Everyone around me at that point seemed to be having so many conversations over text messages, during school hours and outside. As an outsider to that world, I seemed to not have as many people to talk to or enough things to talk about. The whole ‘texting-all-the-time’ made people seem more important than I was, so I kept trying to reach out to people and create conversations that evidently were not completely organic. I wanted to see notifications constantly and I wanted to be the one people were texting. It was a kind of validation that was in numbers and not based in people or their personality.



Fortunately for me, I was never the person who waited to respond to texts and as I began to become more comfortable with myself my texting abilities, my texting anxiety also diminished. I realized that what I had with some of my oldest friends, were deep bonds that kept us close even if we spoke once every 3-6 months. Those chats meant much more than everyday meaningless texts, but I realized I can appreciate both equally. But, writing about this now also brought me to another realization. Alongside being more comfortable in texting when I wanted to, that, unfortunately, led me to not responding to others on time. It was a negative result of my own screen time distribution, and not the fact that I did not want to have conversations with these wonderful people. I now worry that I may be the one creating social texting anxiety for someone else.



Anxiety feeds off of the fact that the modes of gratification have changed in the digital age. Anxiety is left hungry and angry when it is not fed (much like me) and when I was in high-school I was looking for that gratification and my anxiety was left constantly unfed. However, over time texting gratification was not what was feeding my anxiety to keep it quiet. That came more from within and the IRL relationships I had fostered.
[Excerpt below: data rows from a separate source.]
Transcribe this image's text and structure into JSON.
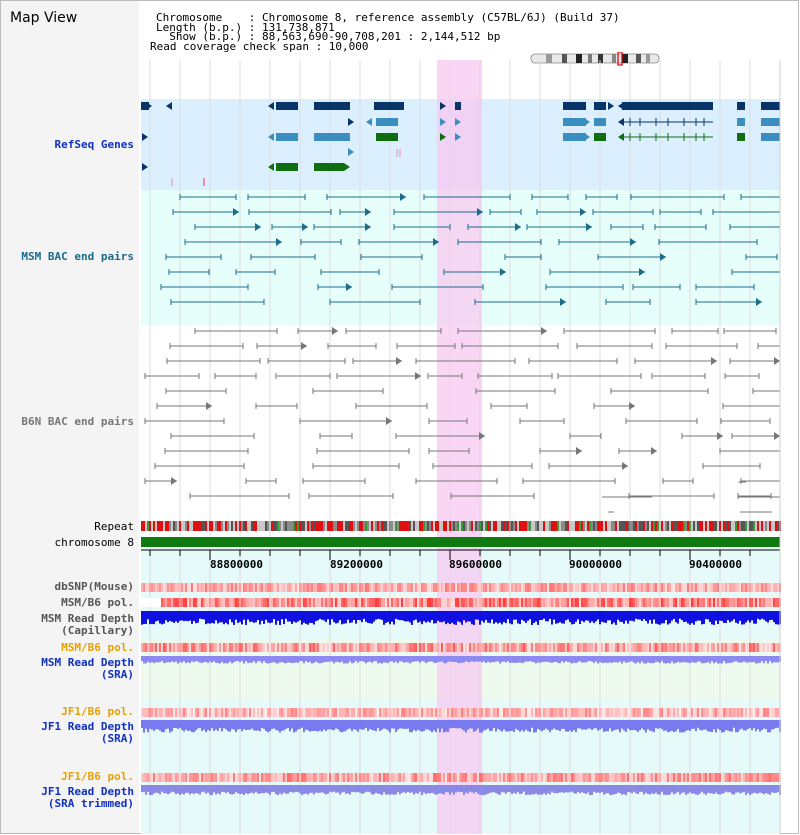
{
  "header": {
    "title": "Map View",
    "chromosome_line": "Chromosome    : Chromosome 8, reference assembly (C57BL/6J) (Build 37)",
    "length_line": "Length (b.p.) : 131,738,871",
    "show_line": "  Show (b.p.) : 88,563,690-90,708,201 : 2,144,512 bp",
    "coverage_line": "Read coverage check span : 10,000"
  },
  "tracks": {
    "refseq": "RefSeq Genes",
    "msm_bac": "MSM BAC end pairs",
    "b6n_bac": "B6N BAC end pairs",
    "repeat": "Repeat",
    "chromosome": "chromosome 8",
    "dbsnp": "dbSNP(Mouse)",
    "msm_b6_pol": "MSM/B6 pol.",
    "msm_depth_cap": "MSM Read Depth\n(Capillary)",
    "msm_b6_pol_sra": "MSM/B6 pol.",
    "msm_depth_sra": "MSM Read Depth\n(SRA)",
    "jf1_b6_pol": "JF1/B6 pol.",
    "jf1_depth_sra": "JF1 Read Depth\n(SRA)",
    "jf1_b6_pol_trim": "JF1/B6 pol.",
    "jf1_depth_trim": "JF1 Read Depth\n(SRA trimmed)"
  },
  "axis": {
    "ticks": [
      "88800000",
      "89200000",
      "89600000",
      "90000000",
      "90400000"
    ]
  },
  "colors": {
    "refseq_bg": "#dcefff",
    "msm_bg": "#e6fffb",
    "highlight": "#f7c9f0",
    "gene_dark": "#083468",
    "gene_mid": "#3a8fc0",
    "gene_green": "#0f6e0f",
    "msm_line": "#1c6c8c",
    "b6n_line": "#777777",
    "label_blue": "#1030c0",
    "label_teal": "#1a6a8a",
    "label_orange": "#e8a000"
  }
}
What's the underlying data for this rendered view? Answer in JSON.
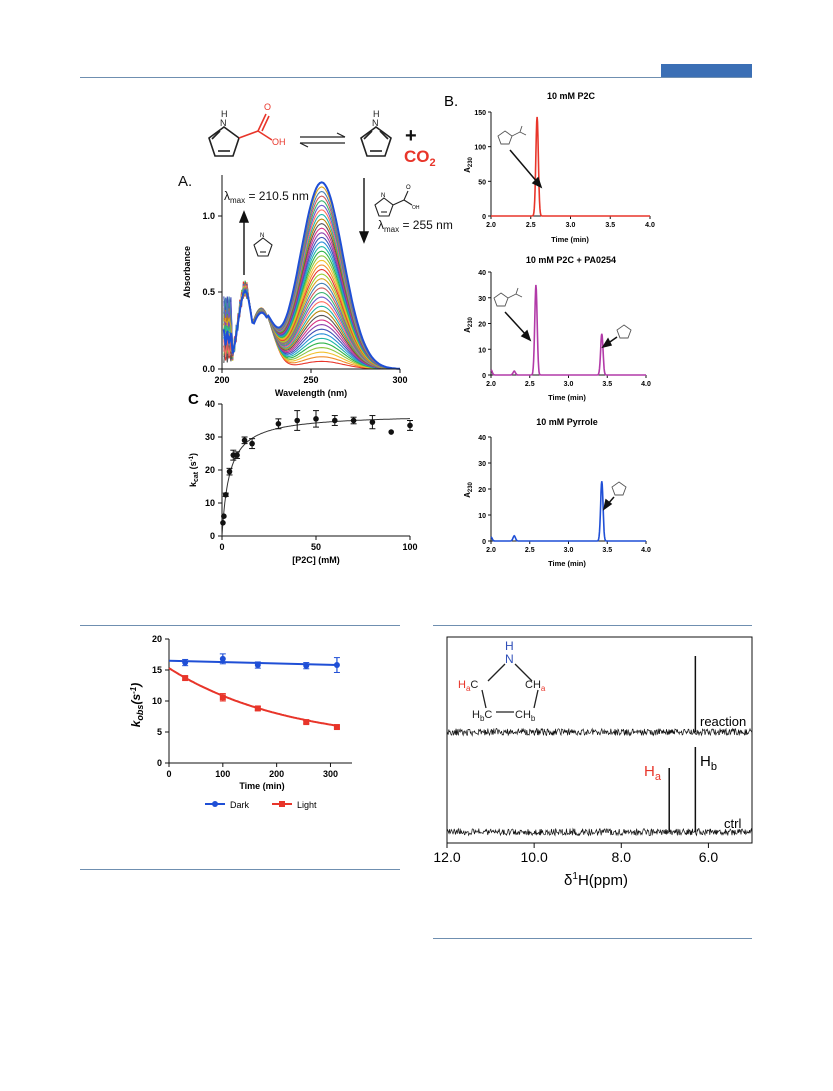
{
  "colors": {
    "rule": "#6f8fb0",
    "header_bar": "#3b6fb5",
    "red": "#e8352a",
    "magenta": "#b23aa8",
    "blue": "#1f4fd6",
    "dark": "#1f4fd6",
    "light": "#e8352a"
  },
  "scheme": {
    "nh_label": "N",
    "h_label": "H",
    "oh_label": "OH",
    "o_label": "O",
    "plus": "+",
    "co2": "CO",
    "co2_sub": "2"
  },
  "panel_a": {
    "label": "A.",
    "ann_left_prefix": "λ",
    "ann_left_sub": "max",
    "ann_left_value": " = 210.5 nm",
    "ann_right_prefix": "λ",
    "ann_right_sub": "max",
    "ann_right_value": " = 255 nm",
    "ylabel": "Absorbance",
    "xlabel": "Wavelength (nm)"
  },
  "panel_b": {
    "label": "B.",
    "titles": [
      "10 mM P2C",
      "10 mM P2C + PA0254",
      "10 mM Pyrrole"
    ],
    "ylabel_main": "A",
    "ylabel_sub": "230",
    "xlabel": "Time (min)"
  },
  "panel_c": {
    "label": "C",
    "ylabel_main": "k",
    "ylabel_sub": "cat",
    "ylabel_unit": " (s",
    "ylabel_sup": "-1",
    "ylabel_close": ")",
    "xlabel": "[P2C] (mM)"
  },
  "panel_d": {
    "ylabel_main": "k",
    "ylabel_sub": "obs",
    "ylabel_unit": "(s",
    "ylabel_sup": "-1",
    "ylabel_close": ")",
    "xlabel": "Time (min)",
    "legend": [
      "Dark",
      "Light"
    ]
  },
  "panel_e": {
    "n_label": "N",
    "h_label": "H",
    "ha_left": "H",
    "ha_left_sub": "a",
    "c_left": "C",
    "ch_right": "CH",
    "ha_right_sub": "a",
    "hb_left": "H",
    "hb_left_sub": "b",
    "c_hb_left": "C",
    "ch_hb_right": "CH",
    "hb_right_sub": "b",
    "trace_reaction": "reaction",
    "trace_ctrl": "ctrl",
    "peak_ha": "H",
    "peak_ha_sub": "a",
    "peak_hb": "H",
    "peak_hb_sub": "b",
    "xlabel_prefix": "δ",
    "xlabel_sup": "1",
    "xlabel_main": "H(ppm)"
  },
  "chart_data": [
    {
      "id": "uv_spectra",
      "type": "line",
      "xlabel": "Wavelength (nm)",
      "ylabel": "Absorbance",
      "xlim": [
        200,
        300
      ],
      "ylim": [
        0,
        1.3
      ],
      "xticks": [
        "200",
        "250",
        "300"
      ],
      "yticks": [
        "0.0",
        "0.5",
        "1.0"
      ],
      "n_curves": 40,
      "final_peak": {
        "x": 255,
        "y": 1.22
      },
      "initial_peak": {
        "x": 210.5,
        "y": 0.53
      },
      "isosbestic": {
        "x": 219,
        "y": 0.45
      }
    },
    {
      "id": "hplc_p2c",
      "type": "line",
      "title": "10 mM P2C",
      "xlim": [
        2.0,
        4.0
      ],
      "ylim": [
        0,
        150
      ],
      "xticks": [
        "2.0",
        "2.5",
        "3.0",
        "3.5",
        "4.0"
      ],
      "yticks": [
        "0",
        "50",
        "100",
        "150"
      ],
      "peaks": [
        {
          "x": 2.58,
          "y": 143
        }
      ]
    },
    {
      "id": "hplc_p2c_enzyme",
      "type": "line",
      "title": "10 mM P2C + PA0254",
      "xlim": [
        2.0,
        4.0
      ],
      "ylim": [
        0,
        40
      ],
      "xticks": [
        "2.0",
        "2.5",
        "3.0",
        "3.5",
        "4.0"
      ],
      "yticks": [
        "0",
        "10",
        "20",
        "30",
        "40"
      ],
      "peaks": [
        {
          "x": 2.0,
          "y": 2
        },
        {
          "x": 2.3,
          "y": 1.5
        },
        {
          "x": 2.58,
          "y": 35
        },
        {
          "x": 3.43,
          "y": 16
        }
      ]
    },
    {
      "id": "hplc_pyrrole",
      "type": "line",
      "title": "10 mM Pyrrole",
      "xlim": [
        2.0,
        4.0
      ],
      "ylim": [
        0,
        40
      ],
      "xticks": [
        "2.0",
        "2.5",
        "3.0",
        "3.5",
        "4.0"
      ],
      "yticks": [
        "0",
        "10",
        "20",
        "30",
        "40"
      ],
      "peaks": [
        {
          "x": 2.0,
          "y": 1.5
        },
        {
          "x": 2.3,
          "y": 2
        },
        {
          "x": 3.43,
          "y": 23
        }
      ]
    },
    {
      "id": "kcat_vs_p2c",
      "type": "scatter",
      "xlabel": "[P2C] (mM)",
      "ylabel": "kcat (s-1)",
      "xlim": [
        0,
        100
      ],
      "ylim": [
        0,
        40
      ],
      "xticks": [
        "0",
        "50",
        "100"
      ],
      "yticks": [
        "0",
        "10",
        "20",
        "30",
        "40"
      ],
      "points": [
        {
          "x": 0.5,
          "y": 4,
          "err": 0
        },
        {
          "x": 1,
          "y": 6,
          "err": 0
        },
        {
          "x": 2,
          "y": 12.5,
          "err": 0.5
        },
        {
          "x": 4,
          "y": 19.5,
          "err": 1
        },
        {
          "x": 6,
          "y": 24.5,
          "err": 1.5
        },
        {
          "x": 8,
          "y": 24.5,
          "err": 1
        },
        {
          "x": 12,
          "y": 29,
          "err": 1
        },
        {
          "x": 16,
          "y": 28,
          "err": 1.5
        },
        {
          "x": 30,
          "y": 34,
          "err": 1.5
        },
        {
          "x": 40,
          "y": 35,
          "err": 3
        },
        {
          "x": 50,
          "y": 35.5,
          "err": 2.5
        },
        {
          "x": 60,
          "y": 35,
          "err": 1.5
        },
        {
          "x": 70,
          "y": 35,
          "err": 1
        },
        {
          "x": 80,
          "y": 34.5,
          "err": 2
        },
        {
          "x": 90,
          "y": 31.5,
          "err": 0
        },
        {
          "x": 100,
          "y": 33.5,
          "err": 1.5
        }
      ],
      "fit": {
        "model": "michaelis-menten",
        "vmax": 37,
        "km": 4
      }
    },
    {
      "id": "kobs_vs_time",
      "type": "line",
      "xlabel": "Time (min)",
      "ylabel": "kobs (s-1)",
      "xlim": [
        0,
        340
      ],
      "ylim": [
        0,
        20
      ],
      "xticks": [
        "0",
        "100",
        "200",
        "300"
      ],
      "yticks": [
        "0",
        "5",
        "10",
        "15",
        "20"
      ],
      "legend": "bottom",
      "series": [
        {
          "name": "Dark",
          "x": [
            0,
            30,
            100,
            165,
            255,
            312
          ],
          "y": [
            16.5,
            16.2,
            16.8,
            15.8,
            15.7,
            15.8
          ],
          "err": [
            0,
            0.5,
            0.8,
            0.5,
            0.5,
            1.2
          ],
          "fit": {
            "y0": 16.5,
            "y1": 15.8
          }
        },
        {
          "name": "Light",
          "x": [
            0,
            30,
            100,
            165,
            255,
            312
          ],
          "y": [
            15.3,
            13.7,
            10.6,
            8.8,
            6.6,
            5.8
          ],
          "err": [
            0,
            0.3,
            0.6,
            0.3,
            0.2,
            0.2
          ],
          "fit": {
            "a": 12.3,
            "k": 0.0045,
            "c": 3
          }
        }
      ]
    },
    {
      "id": "nmr",
      "type": "line",
      "xlabel": "δ1H(ppm)",
      "xlim": [
        12.0,
        5.0
      ],
      "xticks": [
        "12.0",
        "10.0",
        "8.0",
        "6.0"
      ],
      "series": [
        {
          "name": "reaction",
          "peaks": [
            {
              "x": 6.3,
              "height": "tall"
            }
          ]
        },
        {
          "name": "ctrl",
          "peaks": [
            {
              "x": 6.9,
              "height": "Ha"
            },
            {
              "x": 6.3,
              "height": "Hb"
            }
          ]
        }
      ]
    }
  ]
}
Thus, the texts were not something that stayed constantly on my mind. Looking forward I hope to bring this to other areas of my life as well. I want to be able to put in more unadulterated effort in my work regardless of the public recognition it is going to receive and more. I look to take this confidence into my emails, making sure that effort is seen from my end and not constantly waiting for responses. Most of all, however, I want to put this view into my current job applications and recognize that they are causing my anxiety, and that giving them my everything, is all that is in my control. So there is still a long way to go.
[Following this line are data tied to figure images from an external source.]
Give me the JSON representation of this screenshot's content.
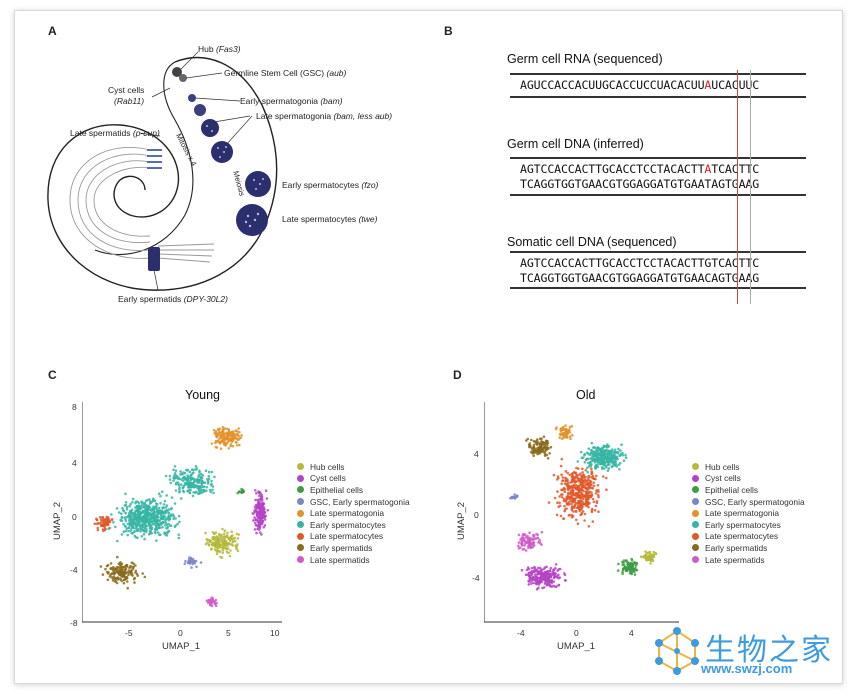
{
  "panels": {
    "a": {
      "letter": "A",
      "labels": {
        "hub": "Hub",
        "hub_gene": "(Fas3)",
        "gsc": "Germline Stem Cell (GSC)",
        "gsc_gene": "(aub)",
        "cyst": "Cyst cells",
        "cyst_gene": "(Rab11)",
        "early_sg": "Early spermatogonia",
        "early_sg_gene": "(bam)",
        "late_sg": "Late spermatogonia",
        "late_sg_gene": "(bam, less aub)",
        "mitosis": "Mitosis x 4",
        "late_spermatids": "Late spermatids",
        "late_spermatids_gene": "(p-cup)",
        "meiosis": "Meiosis",
        "early_sc": "Early spermatocytes",
        "early_sc_gene": "(fzo)",
        "late_sc": "Late spermatocytes",
        "late_sc_gene": "(twe)",
        "early_spermatids": "Early spermatids",
        "early_spermatids_gene": "(DPY-30L2)"
      }
    },
    "b": {
      "letter": "B",
      "rna_title": "Germ cell RNA (sequenced)",
      "rna_pre": "AGUCCACCACUUGCACCUCCUACACUU",
      "rna_hl": "A",
      "rna_post": "UCACUUC",
      "dna_title": "Germ cell DNA (inferred)",
      "dna1_pre": "AGTCCACCACTTGCACCTCCTACACTT",
      "dna1_hl": "A",
      "dna1_post": "TCACTTC",
      "dna2_pre": "TCAGGTGGTGAACGTGGAGGATGTGAA",
      "dna2_hl": "T",
      "dna2_post": "AGTGAAG",
      "som_title": "Somatic cell DNA (sequenced)",
      "som1": "AGTCCACCACTTGCACCTCCTACACTTGTCACTTC",
      "som2": "TCAGGTGGTGAACGTGGAGGATGTGAACAGTGAAG"
    },
    "c": {
      "letter": "C",
      "title": "Young",
      "xlabel": "UMAP_1",
      "ylabel": "UMAP_2",
      "xticks": [
        "-5",
        "0",
        "5",
        "10"
      ],
      "yticks": [
        "8",
        "4",
        "0",
        "-4",
        "-8"
      ]
    },
    "d": {
      "letter": "D",
      "title": "Old",
      "xlabel": "UMAP_1",
      "ylabel": "UMAP_2",
      "xticks": [
        "-4",
        "0",
        "4"
      ],
      "yticks": [
        "4",
        "0",
        "-4"
      ]
    }
  },
  "legend": [
    {
      "label": "Hub cells",
      "color": "#b5b83c"
    },
    {
      "label": "Cyst cells",
      "color": "#b543c6"
    },
    {
      "label": "Epithelial cells",
      "color": "#3f9b44"
    },
    {
      "label": "GSC, Early spermatogonia",
      "color": "#7a86c8"
    },
    {
      "label": "Late spermatogonia",
      "color": "#e3922a"
    },
    {
      "label": "Early spermatocytes",
      "color": "#36b5a4"
    },
    {
      "label": "Late spermatocytes",
      "color": "#e0592b"
    },
    {
      "label": "Early spermatids",
      "color": "#8a6a1c"
    },
    {
      "label": "Late spermatids",
      "color": "#d05cc8"
    }
  ],
  "watermark": {
    "cn": "生物之家",
    "url": "www.swzj.com"
  },
  "colors": {
    "cell_dark": "#2b2f6e",
    "accent_red": "#cc2222",
    "watermark": "#3d9be0"
  }
}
I have not necessarily found the perfect balance, but I have brought myself to find a place where I can choose to only stress about texts that really are a big deal; job decisions, deals, the big stuff. What I do want to work on though, is that if I really do want to talk to someone I should call them. I want to simplify the relationships I have and give them my all. Especially since I can’t see any of these people I truly love, in person. The forced distance of the COVID-19 era has really made the heart grown fonder.